Liebreich tröstete der Mönch beide und erzählte dann seine Geschichte und wie er ausgezogen sei, dem Vampyr das schriftliche Versprechen seines Vaters zu entreißen. Als die Frau das vernommen, stürzte sie auf die Erde nieder, raufte sich das Haar, schlug sich mit den Fäusten auf die Brust und schrie: »Wehe, wehe uns Unglücklichen! Jener Jäger war mein Mann, der Vater dieses armen Sünders. Schoß er kein Wild, so schoß er auf die Menschen, die vorüberzogen. Gib, o Frommer, ihm die Grabesruhe, töte in ihm den Vampyr und bete für seine Seele!«
Ihre gellenden Klagen drangen hinaus in den Wald, und der Sturm antwortete mit Heulen und Toben.

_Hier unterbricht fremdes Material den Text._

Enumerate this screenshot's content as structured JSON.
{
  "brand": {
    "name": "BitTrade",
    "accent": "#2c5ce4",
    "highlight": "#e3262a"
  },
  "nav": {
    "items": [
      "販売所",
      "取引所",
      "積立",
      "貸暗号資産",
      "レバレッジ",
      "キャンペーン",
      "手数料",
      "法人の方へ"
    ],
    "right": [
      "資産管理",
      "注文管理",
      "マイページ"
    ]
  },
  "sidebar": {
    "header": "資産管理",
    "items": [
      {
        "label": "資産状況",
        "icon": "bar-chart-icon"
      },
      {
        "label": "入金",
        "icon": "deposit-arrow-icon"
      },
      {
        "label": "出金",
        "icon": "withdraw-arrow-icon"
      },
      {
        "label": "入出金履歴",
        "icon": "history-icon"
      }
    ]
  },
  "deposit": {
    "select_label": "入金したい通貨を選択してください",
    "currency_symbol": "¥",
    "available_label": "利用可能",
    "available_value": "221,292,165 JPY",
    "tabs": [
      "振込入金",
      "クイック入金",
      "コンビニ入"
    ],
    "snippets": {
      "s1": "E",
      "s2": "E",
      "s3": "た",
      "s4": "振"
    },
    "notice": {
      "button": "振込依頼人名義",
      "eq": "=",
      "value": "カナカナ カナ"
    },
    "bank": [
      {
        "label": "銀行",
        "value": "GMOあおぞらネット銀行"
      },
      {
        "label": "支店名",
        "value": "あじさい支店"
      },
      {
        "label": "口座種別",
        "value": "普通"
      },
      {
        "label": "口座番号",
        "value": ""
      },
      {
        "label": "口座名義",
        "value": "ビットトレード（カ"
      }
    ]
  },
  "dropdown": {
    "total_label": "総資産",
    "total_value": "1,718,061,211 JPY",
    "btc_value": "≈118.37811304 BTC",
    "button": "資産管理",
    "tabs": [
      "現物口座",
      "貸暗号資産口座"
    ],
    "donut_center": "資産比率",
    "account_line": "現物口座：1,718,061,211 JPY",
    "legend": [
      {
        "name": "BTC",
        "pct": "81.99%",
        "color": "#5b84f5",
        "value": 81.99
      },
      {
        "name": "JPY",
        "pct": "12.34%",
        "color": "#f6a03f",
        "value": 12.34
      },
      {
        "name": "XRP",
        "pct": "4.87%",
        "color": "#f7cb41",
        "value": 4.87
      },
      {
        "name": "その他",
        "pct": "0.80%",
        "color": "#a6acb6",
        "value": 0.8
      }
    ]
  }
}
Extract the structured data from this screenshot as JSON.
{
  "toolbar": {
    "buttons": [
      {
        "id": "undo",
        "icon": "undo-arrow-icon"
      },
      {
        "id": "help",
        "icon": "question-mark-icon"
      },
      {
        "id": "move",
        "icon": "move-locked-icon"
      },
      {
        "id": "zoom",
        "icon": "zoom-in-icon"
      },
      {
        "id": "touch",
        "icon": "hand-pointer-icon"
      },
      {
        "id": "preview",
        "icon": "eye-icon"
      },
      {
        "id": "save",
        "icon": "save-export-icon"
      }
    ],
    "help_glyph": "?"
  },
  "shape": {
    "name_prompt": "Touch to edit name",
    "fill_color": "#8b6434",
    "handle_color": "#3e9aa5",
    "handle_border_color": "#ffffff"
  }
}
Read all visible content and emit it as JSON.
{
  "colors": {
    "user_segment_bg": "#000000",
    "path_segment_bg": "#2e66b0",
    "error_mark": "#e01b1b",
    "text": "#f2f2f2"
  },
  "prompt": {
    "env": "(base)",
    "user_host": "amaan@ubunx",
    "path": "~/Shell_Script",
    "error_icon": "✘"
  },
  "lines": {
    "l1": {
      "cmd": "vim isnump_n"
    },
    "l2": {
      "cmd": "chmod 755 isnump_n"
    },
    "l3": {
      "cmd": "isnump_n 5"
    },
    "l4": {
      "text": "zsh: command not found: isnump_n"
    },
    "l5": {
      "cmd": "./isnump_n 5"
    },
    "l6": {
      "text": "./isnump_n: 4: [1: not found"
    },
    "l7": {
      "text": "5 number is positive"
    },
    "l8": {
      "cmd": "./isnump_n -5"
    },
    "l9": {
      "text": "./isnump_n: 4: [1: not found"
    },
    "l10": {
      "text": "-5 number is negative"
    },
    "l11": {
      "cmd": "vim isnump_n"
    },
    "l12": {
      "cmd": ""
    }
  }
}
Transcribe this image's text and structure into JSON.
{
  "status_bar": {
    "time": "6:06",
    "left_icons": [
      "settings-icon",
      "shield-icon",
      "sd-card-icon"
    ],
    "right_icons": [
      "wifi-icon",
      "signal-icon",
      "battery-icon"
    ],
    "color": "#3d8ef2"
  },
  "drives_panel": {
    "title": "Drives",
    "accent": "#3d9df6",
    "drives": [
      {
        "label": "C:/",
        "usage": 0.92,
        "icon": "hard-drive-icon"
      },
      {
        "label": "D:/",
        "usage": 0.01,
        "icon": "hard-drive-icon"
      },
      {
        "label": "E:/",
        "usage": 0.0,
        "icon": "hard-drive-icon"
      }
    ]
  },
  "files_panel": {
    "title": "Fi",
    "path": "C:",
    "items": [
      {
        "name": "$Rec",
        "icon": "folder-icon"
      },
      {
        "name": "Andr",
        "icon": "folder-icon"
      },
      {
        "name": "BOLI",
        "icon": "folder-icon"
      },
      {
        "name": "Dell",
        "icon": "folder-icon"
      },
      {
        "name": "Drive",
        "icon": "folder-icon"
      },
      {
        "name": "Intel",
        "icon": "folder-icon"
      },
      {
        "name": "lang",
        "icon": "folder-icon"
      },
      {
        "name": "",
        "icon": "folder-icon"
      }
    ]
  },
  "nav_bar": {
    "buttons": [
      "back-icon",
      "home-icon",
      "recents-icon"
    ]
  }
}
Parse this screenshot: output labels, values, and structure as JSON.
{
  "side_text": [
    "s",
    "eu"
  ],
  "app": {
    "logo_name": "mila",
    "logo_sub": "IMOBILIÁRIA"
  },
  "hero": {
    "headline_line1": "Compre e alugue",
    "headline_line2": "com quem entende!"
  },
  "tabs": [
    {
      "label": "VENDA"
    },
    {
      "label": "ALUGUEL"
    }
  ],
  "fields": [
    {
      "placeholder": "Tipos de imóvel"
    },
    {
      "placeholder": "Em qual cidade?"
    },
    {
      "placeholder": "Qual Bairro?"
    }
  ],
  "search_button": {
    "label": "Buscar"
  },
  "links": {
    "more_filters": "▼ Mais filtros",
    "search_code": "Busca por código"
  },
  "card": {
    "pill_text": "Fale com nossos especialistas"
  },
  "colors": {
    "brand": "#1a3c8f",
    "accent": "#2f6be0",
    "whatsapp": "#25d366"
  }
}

Die drei seltsamen Gefährten, die das Schicksal zusammengeführt, machten sich auf nach dem Dorfe am Rande des Waldes, das sie nach vielem Mühsal erreichten. Noch war es finstere Nacht, als sie an die Haustüren der Dörfler pochten und um Gottes und des Gekreuzigten willen um Beistand baten. Den Leuten fuhr der Schreck in die Knochen. Seit langem schon schlich sich ein langsames, stetes Sterben durch das Dorf; seit langem trübte und verunreinigte etwas immer wieder ihre Tränken und Brunnen, verdarb das Saatgut in den Speichern. »Ein Vampyr ists, ein Vampyr!«, ging es in bleicher Furcht flüsternd von Mund zu Mund. Ein kohlschwarzer Hengst ohne irgend einem Abzeichen wurde herbeigeführt, und während die Weiber und Mädchen ermahnt wurden, die Kinder und das Herdfeuer zu behüten, entzündeten die Männer an der heiligen Herdflamme die Kienholzfackeln, der Älteste ergriff den zitternden Hengst am Halfter und schritt betend mit dem Mönch, der Witwe des wilden Jägers und dem Räuber voran. Die übrigen folgten schweigend.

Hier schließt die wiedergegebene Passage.